Les adolescentes enceintes exclues de l’école

La Sierra Leone doit lever l’interdiction discriminatoire de suivre des cours et de passer des examens qui frappe les filles visiblement enceintes, et qui consolide les inégalités liées au genre dans le pays et menace l’avenir de milliers d’adolescentes, a déclaré Amnesty International le 8 novembre, un an après la publication de son rapport portant sur cette question.

« Cette interdiction d’aller à l’école dans le système classique et de passer des examens qui frappe les filles visiblement enceintes est totalement absurde et ne résout en rien les causes premières du fort taux de grossesse chez les adolescentes en Sierra Leone, qui a brusquement augmenté pendant la crise Ebola et demeure élevé malgré cette interdiction, a déclaré Alioune Tine, directeur régional d’Amnesty International pour l’Afrique centrale et l’Afrique de l’Ouest.

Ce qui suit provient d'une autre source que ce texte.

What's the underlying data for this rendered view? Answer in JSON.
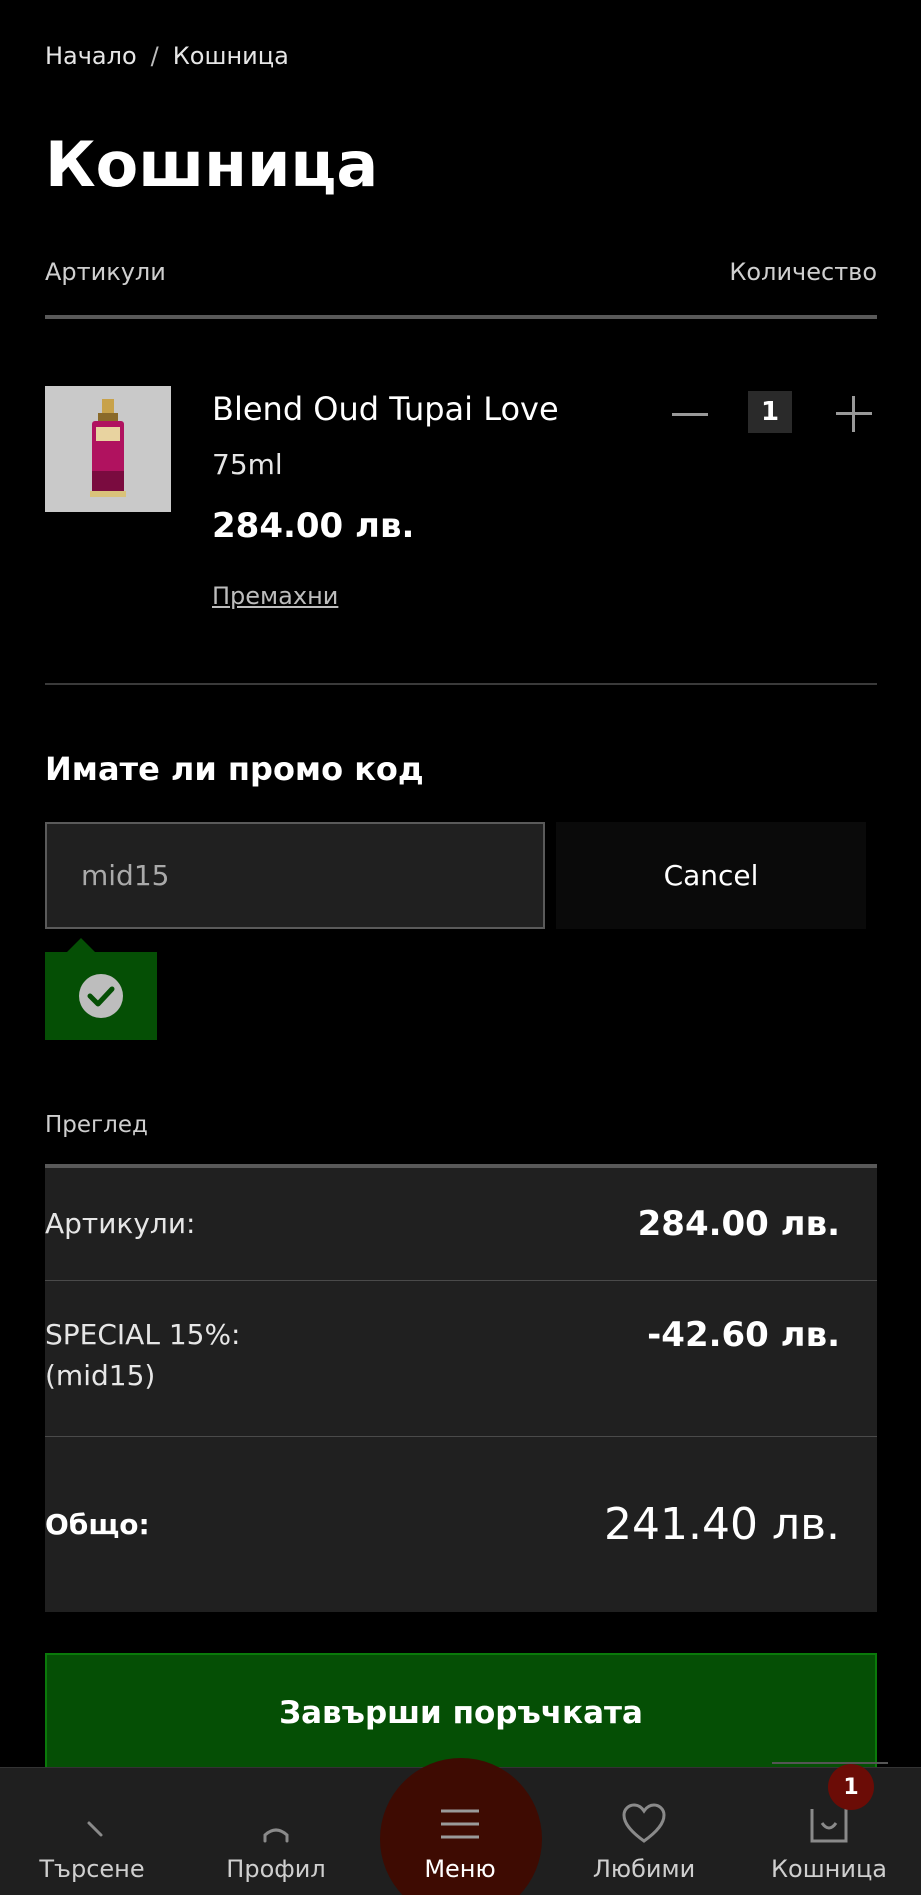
{
  "breadcrumb": {
    "home": "Начало",
    "separator": "/",
    "current": "Кошница"
  },
  "page": {
    "title": "Кошница"
  },
  "cart_header": {
    "items_label": "Артикули",
    "quantity_label": "Количество"
  },
  "product": {
    "name": "Blend Oud Tupai Love",
    "size": "75ml",
    "price": "284.00 лв.",
    "remove_label": "Премахни",
    "quantity": "1",
    "image_icon": "perfume-bottle"
  },
  "promo": {
    "title": "Имате ли промо код",
    "code_value": "mid15",
    "cancel_label": "Cancel",
    "status_icon": "check-circle",
    "status_color": "#054f05"
  },
  "summary": {
    "label": "Преглед",
    "items_key": "Артикули:",
    "items_value": "284.00 лв.",
    "discount_key_line1": "SPECIAL 15%:",
    "discount_key_line2": "(mid15)",
    "discount_value": "-42.60 лв.",
    "total_key": "Общо:",
    "total_value": "241.40 лв."
  },
  "checkout": {
    "label": "Завърши поръчката",
    "color": "#054f05"
  },
  "bottom_nav": {
    "items": [
      {
        "label": "Търсене",
        "icon": "search-icon"
      },
      {
        "label": "Профил",
        "icon": "user-icon"
      },
      {
        "label": "Меню",
        "icon": "menu-icon"
      },
      {
        "label": "Любими",
        "icon": "heart-icon"
      },
      {
        "label": "Кошница",
        "icon": "cart-icon"
      }
    ],
    "cart_badge": "1",
    "menu_highlight_color": "#3e0b02"
  }
}
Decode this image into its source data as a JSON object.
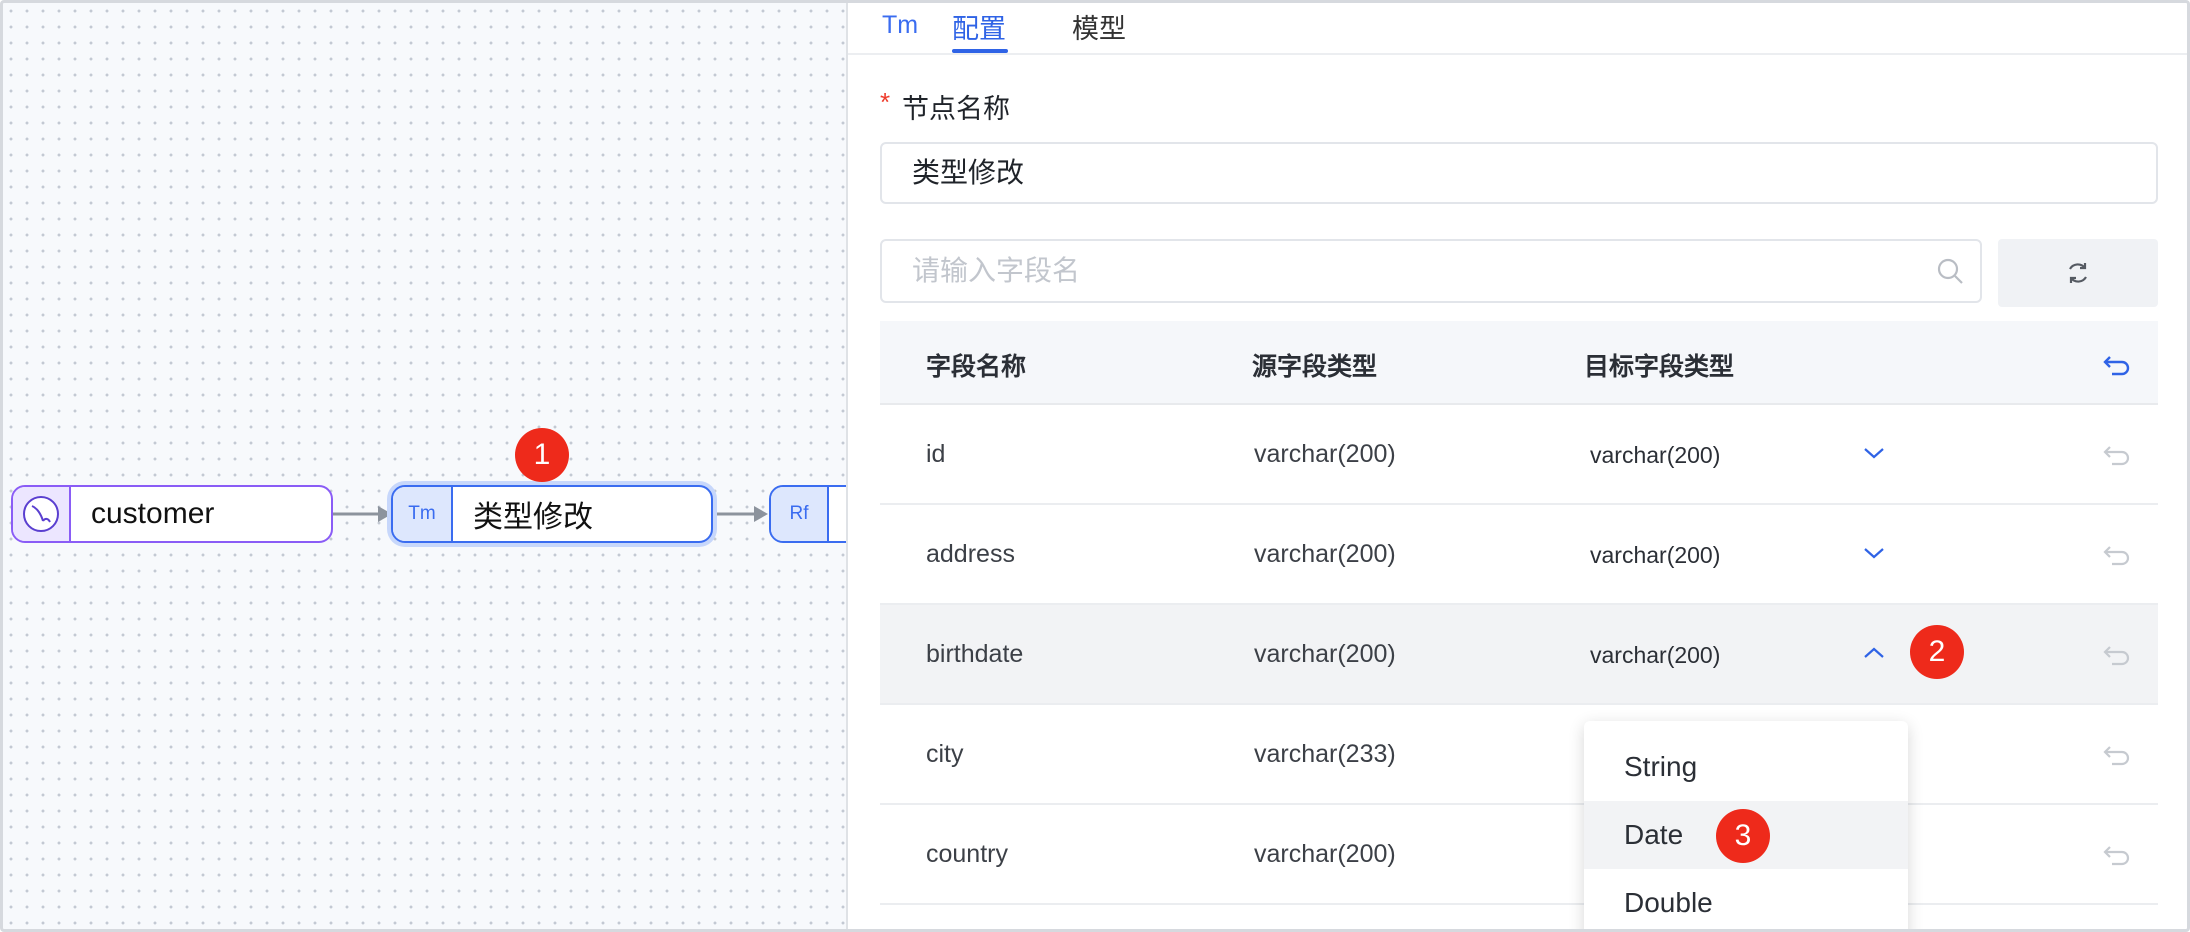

« Au lieu d’humilier et d’exclure les adolescentes, les autorités sierra-léonaises devraient faire le nécessaire pour améliorer l’information sur la santé en matière de sexualité et de procréation dans les écoles, et protéger les filles contre la violence sexuelle et les relations abusives. Si rien n’est fait pour régler ces problèmes, les filles continueront génération après génération de subir des grossesses précoces non désirées. »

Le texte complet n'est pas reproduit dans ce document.